Of course the performance of CompareUint64 would be totally different on a 32-bit architecture, probably CompareBytes would be faster there!

This is just my first pass response. I'm not sure how I feel about architecture-specific optimizations in general, and I'm not sure how to evaluate architecture-specific optimizations that improve something from 2ns to 1.3ns. To me this is not a large improvement; if it were 10x or 100x that's a different thing!

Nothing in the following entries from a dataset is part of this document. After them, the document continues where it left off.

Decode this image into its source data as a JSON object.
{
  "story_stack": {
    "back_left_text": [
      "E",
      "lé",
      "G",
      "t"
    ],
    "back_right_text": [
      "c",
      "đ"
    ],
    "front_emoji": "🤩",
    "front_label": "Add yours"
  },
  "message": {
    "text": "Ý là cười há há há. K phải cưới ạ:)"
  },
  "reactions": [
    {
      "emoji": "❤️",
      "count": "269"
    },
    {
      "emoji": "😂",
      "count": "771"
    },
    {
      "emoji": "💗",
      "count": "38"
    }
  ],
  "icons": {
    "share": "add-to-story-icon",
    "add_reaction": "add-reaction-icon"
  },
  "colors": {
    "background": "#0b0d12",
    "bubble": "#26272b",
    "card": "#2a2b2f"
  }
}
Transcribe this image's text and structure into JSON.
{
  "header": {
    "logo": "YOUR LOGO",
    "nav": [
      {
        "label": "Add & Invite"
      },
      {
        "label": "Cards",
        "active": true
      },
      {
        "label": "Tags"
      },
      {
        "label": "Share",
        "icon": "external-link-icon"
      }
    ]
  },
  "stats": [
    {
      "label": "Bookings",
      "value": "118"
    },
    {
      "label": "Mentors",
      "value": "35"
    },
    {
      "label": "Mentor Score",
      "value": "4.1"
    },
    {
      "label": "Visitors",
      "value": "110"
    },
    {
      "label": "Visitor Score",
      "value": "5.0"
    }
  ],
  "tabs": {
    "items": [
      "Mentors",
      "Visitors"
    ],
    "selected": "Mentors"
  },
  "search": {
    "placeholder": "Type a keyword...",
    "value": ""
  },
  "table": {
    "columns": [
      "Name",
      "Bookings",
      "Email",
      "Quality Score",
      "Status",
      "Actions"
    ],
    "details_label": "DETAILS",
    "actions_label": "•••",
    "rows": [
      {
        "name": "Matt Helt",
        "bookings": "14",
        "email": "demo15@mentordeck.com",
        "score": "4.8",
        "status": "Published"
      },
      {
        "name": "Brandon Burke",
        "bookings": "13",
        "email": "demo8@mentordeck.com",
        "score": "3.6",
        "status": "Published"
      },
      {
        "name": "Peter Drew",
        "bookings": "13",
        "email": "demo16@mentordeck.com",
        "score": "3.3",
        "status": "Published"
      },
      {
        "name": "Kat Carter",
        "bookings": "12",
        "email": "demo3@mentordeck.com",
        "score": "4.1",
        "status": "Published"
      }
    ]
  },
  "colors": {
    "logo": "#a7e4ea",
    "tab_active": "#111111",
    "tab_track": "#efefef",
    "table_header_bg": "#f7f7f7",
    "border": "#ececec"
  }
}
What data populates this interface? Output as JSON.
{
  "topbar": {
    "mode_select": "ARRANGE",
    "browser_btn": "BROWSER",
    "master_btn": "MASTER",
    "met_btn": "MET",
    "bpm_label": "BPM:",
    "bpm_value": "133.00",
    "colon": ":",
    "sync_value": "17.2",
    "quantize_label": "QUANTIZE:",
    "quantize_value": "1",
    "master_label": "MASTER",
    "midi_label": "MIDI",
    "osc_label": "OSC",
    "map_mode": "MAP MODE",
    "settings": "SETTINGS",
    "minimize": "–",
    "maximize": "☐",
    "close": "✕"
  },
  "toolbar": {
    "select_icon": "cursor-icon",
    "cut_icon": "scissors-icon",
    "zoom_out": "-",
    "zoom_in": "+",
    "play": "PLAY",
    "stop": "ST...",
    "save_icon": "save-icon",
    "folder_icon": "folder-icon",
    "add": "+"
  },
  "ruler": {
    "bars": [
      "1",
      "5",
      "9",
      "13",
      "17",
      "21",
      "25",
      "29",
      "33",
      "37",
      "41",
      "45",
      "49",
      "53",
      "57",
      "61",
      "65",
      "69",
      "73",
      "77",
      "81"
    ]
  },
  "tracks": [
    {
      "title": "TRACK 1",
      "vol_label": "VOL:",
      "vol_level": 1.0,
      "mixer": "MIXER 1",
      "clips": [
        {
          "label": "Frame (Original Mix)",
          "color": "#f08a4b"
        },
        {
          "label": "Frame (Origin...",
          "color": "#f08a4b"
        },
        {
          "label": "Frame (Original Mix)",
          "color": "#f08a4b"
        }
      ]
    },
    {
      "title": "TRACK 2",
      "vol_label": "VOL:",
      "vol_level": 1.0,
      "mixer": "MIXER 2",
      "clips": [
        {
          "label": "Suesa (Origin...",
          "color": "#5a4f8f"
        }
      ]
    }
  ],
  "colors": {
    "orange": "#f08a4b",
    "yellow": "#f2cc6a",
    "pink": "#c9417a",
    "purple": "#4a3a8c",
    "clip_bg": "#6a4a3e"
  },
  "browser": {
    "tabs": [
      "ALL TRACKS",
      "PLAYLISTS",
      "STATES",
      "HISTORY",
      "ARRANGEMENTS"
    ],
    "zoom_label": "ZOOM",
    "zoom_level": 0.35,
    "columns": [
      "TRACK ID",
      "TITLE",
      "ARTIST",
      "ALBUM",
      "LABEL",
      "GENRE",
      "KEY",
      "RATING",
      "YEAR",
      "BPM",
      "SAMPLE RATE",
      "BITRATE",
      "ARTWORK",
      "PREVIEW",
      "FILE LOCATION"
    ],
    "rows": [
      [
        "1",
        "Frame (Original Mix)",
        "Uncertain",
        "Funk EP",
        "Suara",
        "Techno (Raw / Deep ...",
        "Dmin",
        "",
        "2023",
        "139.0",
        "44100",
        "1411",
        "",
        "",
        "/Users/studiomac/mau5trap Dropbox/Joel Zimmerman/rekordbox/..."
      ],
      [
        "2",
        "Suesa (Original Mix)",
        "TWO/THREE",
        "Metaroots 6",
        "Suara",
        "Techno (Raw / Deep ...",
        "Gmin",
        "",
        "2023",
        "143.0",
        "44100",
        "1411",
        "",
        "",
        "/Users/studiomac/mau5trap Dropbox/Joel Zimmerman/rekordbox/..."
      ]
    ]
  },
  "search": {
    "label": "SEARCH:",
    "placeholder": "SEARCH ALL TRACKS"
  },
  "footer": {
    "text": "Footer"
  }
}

Web-Coke · 2025-05-21T08:06:06Z

First of all, thank you very much for your reply.
It's problematic if you code it this way:

var id ULID
hi := binary.BigEndian.Uint64(id[:8])
...

It's equivalent to the following code:

var id ULID
hi := uint64(id[0x07]) | uint64(id[0x06])<<8 | uint64(id[0x05])<<16 | uint64(id[0x04])<<24 | uint64(id[0x03])<<32 | uint64(id[0x02])<<40 | uint64(id[0x01])<<48 | uint64(id[0x00])<<56
...

Here's his assembly code (conversion part only, X86_64 CPU):

// The previous AX stores the address of id[0], which is equivalent to a dereference

// This instruction is exactly equal To
// hi := uint64(id[0x00]) | uint64(id[0x01])<<8 | uint64(id[0x02])<<16 | uint64(id[0x03])<<24 | uint64(id[0x04])<<32 | uint64(id[0x05])<<40 | uint64(id[0x06])<<48 | uint64(id[0x07])<<56
// hi := *uint64(*void)(&a[0])

// If our id is [0x01, 0x02, 0x03, 0x04], we get a 0x04030201 result
// The reason for this is X86_64 CPU stores numbers in Little Endian mode
MOVQ (AX), AX
// Invert the byte order of the AX registers, and we get a result of 0x01020304
BSWAPQ AX

If you're running on a CPU in Little Endian mode, you won't have any issues (e.g. x86, amd64, arm, etc.). However, running on a CPU in Big Endian mode, the code may behave abnormally (e.g. IBM POWER processors) because *uint64(*void)(&a[0]) will get the 0x01020304 result directly!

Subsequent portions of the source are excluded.